Berner Klimaforscher macht Prognosen für Wasserkraftwerke
Der Umweltnaturwissenschafter David Finger betritt mit der innovativen Koppelung von verschiedenen Modellen Neuland. Er zeigt auf, wie Kraftwerkbetreiber auf den Klimawandel reagieren müssen.
Diese Publikation über Wasserkraft wirft hohe Wellen: Im Fachmagazin «Water Ressources Research» zeigt David Finger vom Oeschger-Zentrum für Klimaforschung der Universität Bern das künftige Wasserangebot für die Kraftwerke im Vispertal auf. Das renommierte Journal setzte die Geschichte gleich auf die Titelseite. Es handelt sich um Ergebnisse, die auch ausserhalb der Wissenschaftsgemeinde zu reden geben werden – denn sie sind für die Betreiber von Wasserkraftwerken im ganzen Alpenraum und anderen Bergregionen relevant.

David Finger und seine Mitautoren zeigen am Beispiel des Vispertals und der Kraftwerke Mattmark AG nämlich detailliert auf, wie sich das Abflussregime durch den Klimawandel verändern wird: Bis gegen Ende dieses Jahrhunderts wird gemäss Studie die Stromproduktion in Folge der Gletscherschmelze um rund ein Drittel zurückgehen, wenn die Anlagen nicht den neuen Bedingungen angepasst werden. Das meiste Wasser wird zudem nicht mehr wie heute im Sommer zur Verfügung stehen, sondern zunehmend bereits im Frühling. Das impliziert Anpassungen im Wassermanagement und in der Infrastruktur der Kraftwerke – etwa wenn die prognostizierten zunehmenden Starkniederschläge im Herbst die bestehenden Wasserfassungen an ihre Grenzen bringen können.
Hohe Verlässlichkeit gewährt
«Die Kraftwerkbetreiber täten gut daran, diese neuen Erkenntnisse ernst zu nehmen, zum Beispiel bei Investitionsentscheiden», sagt David Finger. Die Resultate von David Fingers Untersuchung haben eine hohe Verlässlichkeit: «Wie andere Studien zeigt auch unsere ganz klar, dass die vorausgesagten Veränderungen grösser sind als die Unsicherheiten der Modelle.»
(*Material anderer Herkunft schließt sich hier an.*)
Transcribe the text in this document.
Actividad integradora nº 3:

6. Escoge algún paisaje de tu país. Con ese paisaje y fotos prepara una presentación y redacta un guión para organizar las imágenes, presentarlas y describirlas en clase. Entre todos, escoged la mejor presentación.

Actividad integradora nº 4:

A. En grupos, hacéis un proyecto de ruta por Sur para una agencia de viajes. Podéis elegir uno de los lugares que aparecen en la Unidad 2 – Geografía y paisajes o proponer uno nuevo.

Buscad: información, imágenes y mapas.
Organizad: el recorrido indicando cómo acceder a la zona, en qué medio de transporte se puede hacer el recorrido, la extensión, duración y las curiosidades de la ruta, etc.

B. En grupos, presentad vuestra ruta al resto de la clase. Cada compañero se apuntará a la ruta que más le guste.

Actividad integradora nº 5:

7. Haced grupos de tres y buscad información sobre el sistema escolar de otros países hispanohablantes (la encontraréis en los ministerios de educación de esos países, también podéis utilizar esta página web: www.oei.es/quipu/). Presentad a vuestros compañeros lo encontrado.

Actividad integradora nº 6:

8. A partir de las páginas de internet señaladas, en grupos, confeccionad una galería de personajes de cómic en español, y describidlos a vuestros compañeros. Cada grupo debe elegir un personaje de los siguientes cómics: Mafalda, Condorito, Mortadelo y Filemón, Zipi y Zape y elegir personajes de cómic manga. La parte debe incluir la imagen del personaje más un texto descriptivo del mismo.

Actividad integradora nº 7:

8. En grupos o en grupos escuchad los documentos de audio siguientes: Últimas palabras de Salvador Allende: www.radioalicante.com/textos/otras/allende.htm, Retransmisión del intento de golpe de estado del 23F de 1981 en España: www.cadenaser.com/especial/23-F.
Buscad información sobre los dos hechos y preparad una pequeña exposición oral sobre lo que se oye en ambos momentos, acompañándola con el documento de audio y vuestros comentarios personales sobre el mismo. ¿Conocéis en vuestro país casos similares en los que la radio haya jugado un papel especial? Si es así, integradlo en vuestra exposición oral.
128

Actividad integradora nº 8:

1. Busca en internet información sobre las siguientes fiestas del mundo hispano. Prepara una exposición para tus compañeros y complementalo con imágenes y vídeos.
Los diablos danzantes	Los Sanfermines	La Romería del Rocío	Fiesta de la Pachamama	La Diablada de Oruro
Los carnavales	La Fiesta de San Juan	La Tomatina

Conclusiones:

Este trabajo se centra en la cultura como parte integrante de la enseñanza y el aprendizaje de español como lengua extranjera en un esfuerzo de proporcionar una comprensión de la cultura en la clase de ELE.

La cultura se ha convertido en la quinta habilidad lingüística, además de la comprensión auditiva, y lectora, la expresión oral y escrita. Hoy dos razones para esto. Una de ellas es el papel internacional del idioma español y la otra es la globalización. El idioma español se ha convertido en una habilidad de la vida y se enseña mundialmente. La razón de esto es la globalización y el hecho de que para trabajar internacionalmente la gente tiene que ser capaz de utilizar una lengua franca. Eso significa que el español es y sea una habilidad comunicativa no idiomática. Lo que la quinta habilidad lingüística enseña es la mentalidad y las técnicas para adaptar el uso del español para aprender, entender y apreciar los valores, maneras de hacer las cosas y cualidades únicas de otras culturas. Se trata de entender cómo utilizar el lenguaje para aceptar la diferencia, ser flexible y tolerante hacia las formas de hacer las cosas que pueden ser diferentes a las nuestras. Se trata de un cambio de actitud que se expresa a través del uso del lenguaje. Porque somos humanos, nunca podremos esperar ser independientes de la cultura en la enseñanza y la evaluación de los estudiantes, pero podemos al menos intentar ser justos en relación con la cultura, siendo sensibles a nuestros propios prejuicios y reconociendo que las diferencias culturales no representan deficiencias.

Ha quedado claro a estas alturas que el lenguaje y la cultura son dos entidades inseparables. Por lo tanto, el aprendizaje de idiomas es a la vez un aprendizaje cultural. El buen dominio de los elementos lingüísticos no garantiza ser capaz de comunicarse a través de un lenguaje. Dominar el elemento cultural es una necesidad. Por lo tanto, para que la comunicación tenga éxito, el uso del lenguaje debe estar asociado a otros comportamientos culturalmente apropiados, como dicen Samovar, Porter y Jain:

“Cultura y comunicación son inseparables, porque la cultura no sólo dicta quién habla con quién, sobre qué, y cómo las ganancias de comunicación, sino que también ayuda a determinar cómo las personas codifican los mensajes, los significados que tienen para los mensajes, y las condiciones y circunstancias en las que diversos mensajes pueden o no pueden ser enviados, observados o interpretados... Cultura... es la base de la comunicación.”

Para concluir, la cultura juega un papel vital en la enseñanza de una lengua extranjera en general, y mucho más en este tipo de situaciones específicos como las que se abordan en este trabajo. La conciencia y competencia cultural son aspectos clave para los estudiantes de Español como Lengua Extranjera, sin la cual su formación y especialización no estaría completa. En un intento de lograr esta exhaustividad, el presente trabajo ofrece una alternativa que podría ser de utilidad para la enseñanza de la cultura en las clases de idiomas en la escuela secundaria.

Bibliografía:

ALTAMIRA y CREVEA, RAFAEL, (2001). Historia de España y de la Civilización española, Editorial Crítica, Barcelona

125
Innovativ an der Arbeit von David Finger und seinen Kollegen ist die Koppelung von verschiedenen Modellen. Das hydrologische Modell wurde so eingesetzt, dass es den realen Kraftwerksbetrieb widerspiegelt. Das heisst, es berücksichtigt, wann und wohin Wasser umgeleitet wird, aber auch wie es gespeichert und schliesslich den Turbinen zugeführt wird. Im Standardmodell wird zudem der Unterschied zwischen Nord- und Südhängen bei der Schneeschmelze abgebildet; schliesslich hängt das Schmelzen des Schnees nicht nur von der Temperatur ab, sondern auch von der Sonneneinstrahlung. Zudem wurde das neue Schneeschmelzmodul mit täglichen Schneekarten von Satellitenbildern kalibriert und validiert.
Die Faszination des Wassers
Den Einsatz von gekoppelten Modellen hat David Finger als PostDoc am Institut für Umweltingenieurwissenschaften an der ETH Zürich ersonnen. Doch das Wasser faszinierte den Klimaforscher bereits in der Schulzeit an der Sommerville High School in Boston, wo er untersuchte, wie sich die Wasserqualität auf die Algenbildung auswirkte. In seiner Diplomarbeit erforschte Finger Mischprozesse in einem von Uran- und Cyanid-Kontamination bedrohten See in Kirgisien.
Eine Erfahrung, die ihm dann für seine Dissertation an der EAWAG in Kastanienbaum zugute kam: Er ging in einem Forscherteam der Frage nach, welche Auswirkungen Kraftwerke und Kläranlagen auf die Ökologie des Brienzersees haben.
Die Wissenschaftler zeigten damals, dass der dramatische Rückgang der Fischbestände im See nichts mit der Wassernutzung der zufliessenden Aare zu tun hat, sondern darauf zurückzuführen ist, dass dem See weniger Nährstoffe zugeführt werden.

Das Ökosystem und der Mensch
An seiner neuen Arbeitsstelle in der Gruppe für Hydrologie des Geographischen Instituts der Universität Bern befasst sich der Forscher mit interdisziplinärer hydrologischer Modellierung. «Ich will mit Hilfe von Modellen zeigen, wie sich anthropogene Einflüsse auf die Leistung von Ökosystemen auswirken», sagt David Finger. Denn: «Nur aus funktionierenden Ökosystemen kann der Mensch auch nachhaltig Nutzen ziehen.»